An editor from an exiled media outlet offered a more measured perspective, emphasizing the loss of information diversity for the general public. “We shouldn’t celebrate the death of any publication simply based on political alignment. Reading a physical newspaper offers an analytical experience that digital media lacks. Despite Eleven’s deeply unpopular editorial pivot post-coup, its archives still provided some value and data to ordinary citizens.”
Eleven Media Group has officially cited severe economic headwinds for the suspension, pointing to hyperinflation affecting newsprint paper imports, skyrocketing logistical costs, and a sharp decline in physical readership.
Kyaw Zaw Lin, the Editor-in-Chief of Eleven Media, stated to local outlets that the company plans to undergo a total digital restructuring, shifting its core operations to online platforms and recruiting new digital-native staff to manage the transition.
However, Yangon residents note that the publication’s financial troubles were heavily exacerbated by a massive public boycott. Following the February 2021 coup, The Daily Eleven drew intense public fury after its editors adopted the junta’s preferred terminology, referring to the violent military takeover merely as a constitutional “takeover of state power.”
“I used to buy it every single day because its sections were incredibly comprehensive,” a 60-year-old political observer from Taunggyi said. “But after the coup, seeing how they sanitized the military’s actions, I refused to spend a single Kyat on it. I only read it occasionally if I stumbled upon a copy.”
The closure of The Daily Eleven leaves The Standard Time (San Taw Chein) as the sole surviving private daily newspaper from the historic 2013 cohort still operating inside the country.

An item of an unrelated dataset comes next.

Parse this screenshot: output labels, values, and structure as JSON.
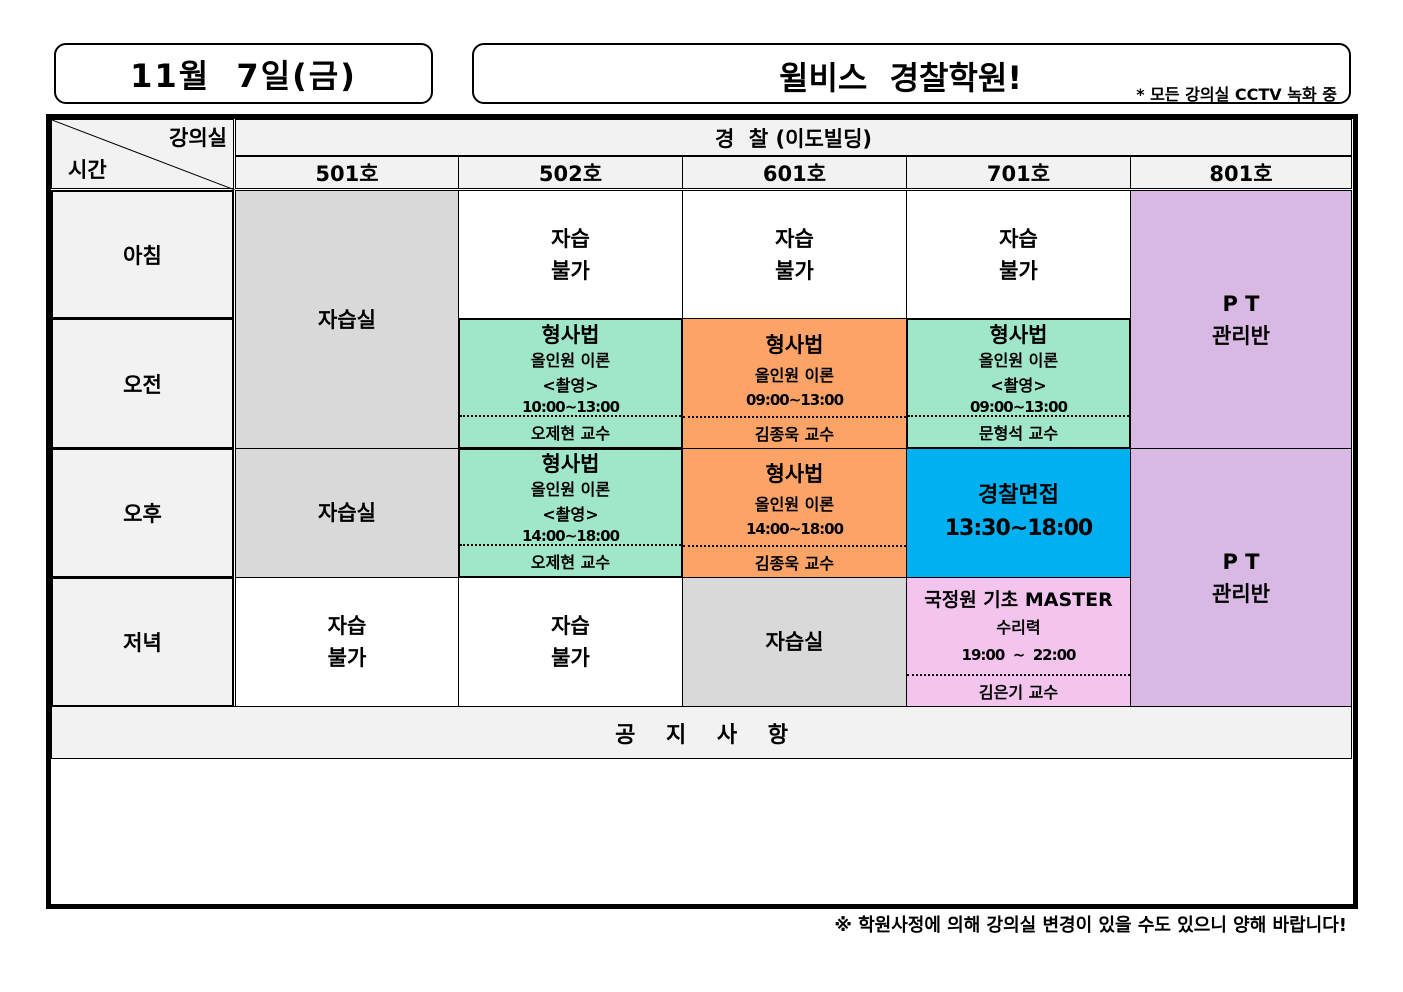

The printing sector has been systematically dismantled under the junta’s Ministry of Information. According to latest official registries, the regime has revoked the operational licenses of 97 domestic news agencies, 373 journals, 320 magazines, 22 newspaper printing houses, and over 600 general publishing businesses.
As independent newsrooms are forced into exile or locked down by regime bureaucracy, the silent printing presses of Yangon underscore a grim reality: the spaces for open reporting within Myanmar have been effectively choked out, leaving a fragmented digital landscape as the sole remaining battleground for information.